No, Apple’s Mac won’t become a locked-down platform like iOS

“As macOS and iOS keep getting closer in terms of functionality (including low-level fundamentals and a shared software platform), I hear a lot of fear from Mac users who are concerned that the Mac is in danger of becoming a locked-down platform that will lose a lot of the capabilities that advanced users have come to expect from their devices,” Jason Snell writes for Macworld.

“The security philosophy Apple has nurtured over the past decade as it has built iOS is one that’s based on strictly limiting what third-party software can do, in turn limiting what users are able to do,” Snell writes. “But I’m optimistic that Apple isn’t planning on barring Mac power users from some of the best things about using a Mac, and there are many ways Apple can create a fundamentally more secure platform without destroying its appeal.”

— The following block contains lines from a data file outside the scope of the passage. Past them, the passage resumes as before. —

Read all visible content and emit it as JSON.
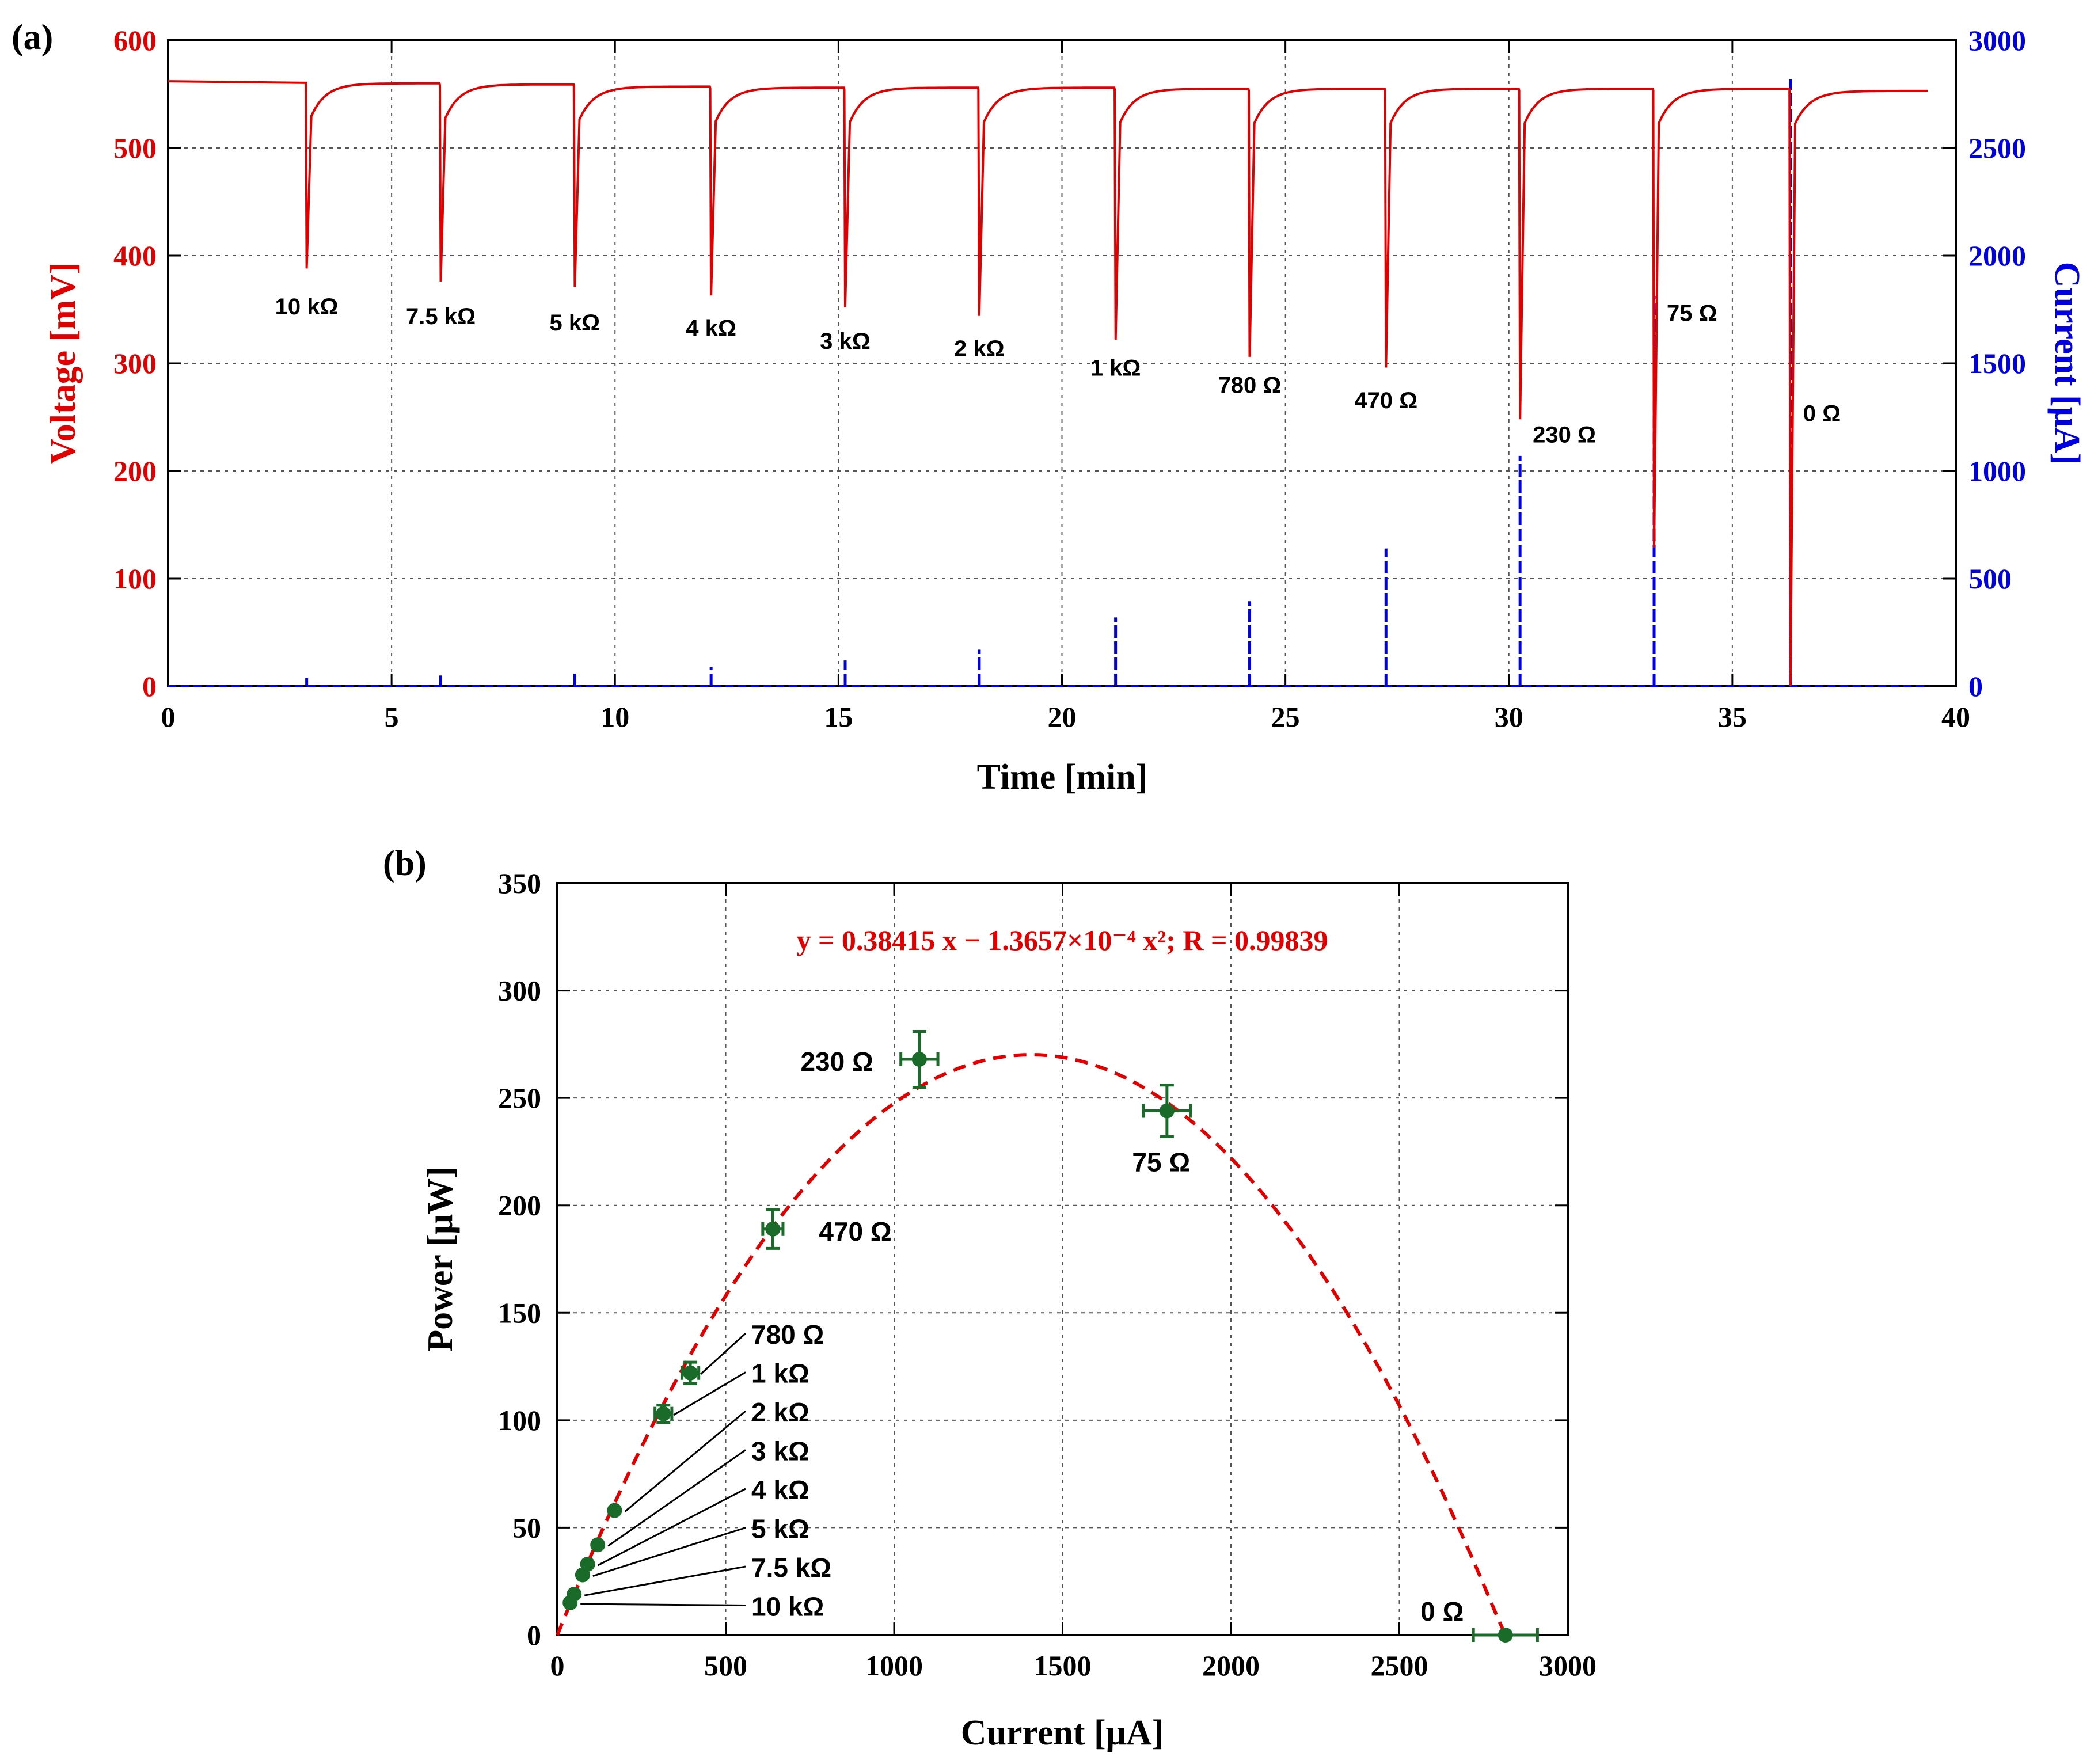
{
  "chart_data": [
    {
      "type": "line",
      "panel_label": "(a)",
      "xlabel": "Time [min]",
      "ylabel_left": "Voltage [mV]",
      "ylabel_right": "Current [μA]",
      "xlim": [
        0,
        40
      ],
      "ylim_left": [
        0,
        600
      ],
      "ylim_right": [
        0,
        3000
      ],
      "xticks": [
        "0",
        "5",
        "10",
        "15",
        "20",
        "25",
        "30",
        "35",
        "40"
      ],
      "yticks_left": [
        "0",
        "100",
        "200",
        "300",
        "400",
        "500",
        "600"
      ],
      "yticks_right": [
        "0",
        "500",
        "1000",
        "1500",
        "2000",
        "2500",
        "3000"
      ],
      "grid": true,
      "colors": {
        "voltage": "#e00000",
        "current": "#0000e0"
      },
      "series": [
        {
          "name": "Voltage",
          "axis": "left",
          "start_value": 562,
          "end_time": 39.4,
          "events": [
            {
              "t": 3.1,
              "min": 388,
              "plateau": 560
            },
            {
              "t": 6.1,
              "min": 376,
              "plateau": 559
            },
            {
              "t": 9.1,
              "min": 371,
              "plateau": 557
            },
            {
              "t": 12.15,
              "min": 363,
              "plateau": 556
            },
            {
              "t": 15.15,
              "min": 352,
              "plateau": 556
            },
            {
              "t": 18.15,
              "min": 344,
              "plateau": 556
            },
            {
              "t": 21.2,
              "min": 322,
              "plateau": 555
            },
            {
              "t": 24.2,
              "min": 306,
              "plateau": 555
            },
            {
              "t": 27.25,
              "min": 296,
              "plateau": 555
            },
            {
              "t": 30.25,
              "min": 248,
              "plateau": 555
            },
            {
              "t": 33.25,
              "min": 129,
              "plateau": 555
            },
            {
              "t": 36.3,
              "min": 0,
              "plateau": 553
            }
          ]
        },
        {
          "name": "Current",
          "axis": "right",
          "baseline": 0,
          "spikes": [
            {
              "t": 3.1,
              "peak": 38
            },
            {
              "t": 6.1,
              "peak": 50
            },
            {
              "t": 9.1,
              "peak": 75
            },
            {
              "t": 12.15,
              "peak": 90
            },
            {
              "t": 15.15,
              "peak": 120
            },
            {
              "t": 18.15,
              "peak": 170
            },
            {
              "t": 21.2,
              "peak": 320
            },
            {
              "t": 24.2,
              "peak": 395
            },
            {
              "t": 27.25,
              "peak": 640
            },
            {
              "t": 30.25,
              "peak": 1070
            },
            {
              "t": 33.25,
              "peak": 1810
            },
            {
              "t": 36.3,
              "peak": 2820
            }
          ]
        }
      ],
      "annotations": [
        {
          "text": "10 kΩ",
          "t": 3.1,
          "v": 355
        },
        {
          "text": "7.5 kΩ",
          "t": 6.1,
          "v": 346
        },
        {
          "text": "5 kΩ",
          "t": 9.1,
          "v": 340
        },
        {
          "text": "4 kΩ",
          "t": 12.15,
          "v": 335
        },
        {
          "text": "3 kΩ",
          "t": 15.15,
          "v": 323
        },
        {
          "text": "2 kΩ",
          "t": 18.15,
          "v": 316
        },
        {
          "text": "1 kΩ",
          "t": 21.2,
          "v": 298
        },
        {
          "text": "780 Ω",
          "t": 24.2,
          "v": 282
        },
        {
          "text": "470 Ω",
          "t": 27.25,
          "v": 268
        },
        {
          "text": "230 Ω",
          "t": 30.25,
          "v": 236
        },
        {
          "text": "75 Ω",
          "t": 33.25,
          "v": 349
        },
        {
          "text": "0 Ω",
          "t": 36.3,
          "v": 256
        }
      ]
    },
    {
      "type": "scatter",
      "panel_label": "(b)",
      "xlabel": "Current [μA]",
      "ylabel": "Power [μW]",
      "xlim": [
        0,
        3000
      ],
      "ylim": [
        0,
        350
      ],
      "xticks": [
        "0",
        "500",
        "1000",
        "1500",
        "2000",
        "2500",
        "3000"
      ],
      "yticks": [
        "0",
        "50",
        "100",
        "150",
        "200",
        "250",
        "300",
        "350"
      ],
      "grid": true,
      "colors": {
        "points": "#1a6b2a",
        "fit": "#e00000"
      },
      "fit": {
        "equation": "y = 0.38415 x  − 1.3657×10⁻⁴ x²;   R = 0.99839",
        "a": 0.38415,
        "b": -0.00013657,
        "x_range": [
          0,
          2815
        ]
      },
      "points": [
        {
          "label": "10 kΩ",
          "x": 38,
          "y": 15,
          "xerr": 0,
          "yerr": 0
        },
        {
          "label": "7.5 kΩ",
          "x": 50,
          "y": 19,
          "xerr": 0,
          "yerr": 0
        },
        {
          "label": "5 kΩ",
          "x": 75,
          "y": 28,
          "xerr": 0,
          "yerr": 0
        },
        {
          "label": "4 kΩ",
          "x": 90,
          "y": 33,
          "xerr": 0,
          "yerr": 0
        },
        {
          "label": "3 kΩ",
          "x": 120,
          "y": 42,
          "xerr": 0,
          "yerr": 0
        },
        {
          "label": "2 kΩ",
          "x": 170,
          "y": 58,
          "xerr": 0,
          "yerr": 0
        },
        {
          "label": "1 kΩ",
          "x": 315,
          "y": 103,
          "xerr": 25,
          "yerr": 4
        },
        {
          "label": "780 Ω",
          "x": 395,
          "y": 122,
          "xerr": 25,
          "yerr": 5
        },
        {
          "label": "470 Ω",
          "x": 640,
          "y": 189,
          "xerr": 30,
          "yerr": 9
        },
        {
          "label": "230 Ω",
          "x": 1075,
          "y": 268,
          "xerr": 55,
          "yerr": 13
        },
        {
          "label": "75 Ω",
          "x": 1810,
          "y": 244,
          "xerr": 70,
          "yerr": 12
        },
        {
          "label": "0 Ω",
          "x": 2815,
          "y": 0,
          "xerr": 95,
          "yerr": 0
        }
      ],
      "leader_labels": [
        "780 Ω",
        "1 kΩ",
        "2 kΩ",
        "3 kΩ",
        "4 kΩ",
        "5 kΩ",
        "7.5 kΩ",
        "10 kΩ"
      ],
      "direct_labels": [
        "230 Ω",
        "75 Ω",
        "470 Ω",
        "0 Ω"
      ]
    }
  ]
}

“Despite the fear that the introduction of the Mac App Store meant that Apple would eventually limit the Mac software market to App Store apps only, that has never happened,” Snell writes. “Apple has also spent the last few years finding alternate paths to offer software security outside of the Mac App Store—an approach that I doubt the company would bother with if it was planning on dropping the hammer and killing all non-App Store apps.”

Read more in the full article here.

MacDailyNews Take: From what we see and hear, the fears of the Mac becoming a locked-down platform are unfounded.

We like that Apple is focused on making the Mac as safe and secure as possible out of the box. More experienced users can and will continue to be able to turn off security features and install third-party software to their hearts’ content.

There’s more to Apple’s Mac app notarization than that – April 24, 2019
Apple edges closer to cursory code review for all Mac apps – April 24, 2019
Apple will soon require all macOS apps to be notarized – April 9, 2019
Apple’s macOS third-party app clampdown probably not as bad as rumored – March 22, 2019
Apple locking down the Mac? macOS 10.15 said to require a developer ID certificate – March 20, 2019


  1. The Mac will continue to do what the Mac does until one morning when the majority of people wake up and realize that they don’t think about their Macs much, because they use their iOS devices. Sorta like when you get divorced. At first the separation anxiety is acute. Then one day you realize you haven’t thought about her in over a week.

    Even now I find the days where I don’t use a Mac at all occurring more frequently.

    1. You are very much more alone in that than you know. My 3-4 Macs are in constant use in the household. iOS devices as well complementing our Macs. Only people who never needed a computer for it’s obvious advantages and heavy lifting will find just iOS devices will fill the bill. I absolutely LOVE my Macs! Plus the big displays, etc..

      1. Yeah, sure. Later…

        It amaze me how Apple fans will justify every decision Apple takes to rip them off, even when nothing allow it in the first place.

        It’s called the Stockholm syndrome.

        Every decision Apple has take in recent year regarding hardware and software design in recent year has been to cut costs at every corner and extract the maximum of benefit, either on the pretense of security concern or esthetic or portability improvement.

  2. Apple is heading toward locked down platform like iOS. Now there is notarization, allowing apps outside the Mac AppStore to be installed. But the final outcome is to stop allowing “sideload” install and force user to rely only on the Mac AppStore in order for Apple to ransom users and developers with its 30% Apple tax on the App Store.

    They are in the process of implementing change in the System to prevent any modification which would allow installation from outside the App Store. For exemple, in Catalina, they introduced a separated System partition mounted in Read-Only mode, like on iOS, preventing any change to it. You can still currently mount it in Read-Write mode but it won’t last. There is a reason why they separated the system partition. They just introduce the changes slowly in order to boil the proverbial frog without her noticing it. One day users will discover the System partition is not Write-mode mountable anymore. They will play the security card as usual.

    And soon, probably 2 or 3 years, or at best when they ditched support for every Intel processor Mac and switched completely to ARM, they will stop notarization program as well, still out of “security concern”.

    And then they will be in position to impose the Apple taxe to every paid software installed on a Mac.

    And Mac, once loved by developers, will become an overpriced computer for mom and pop.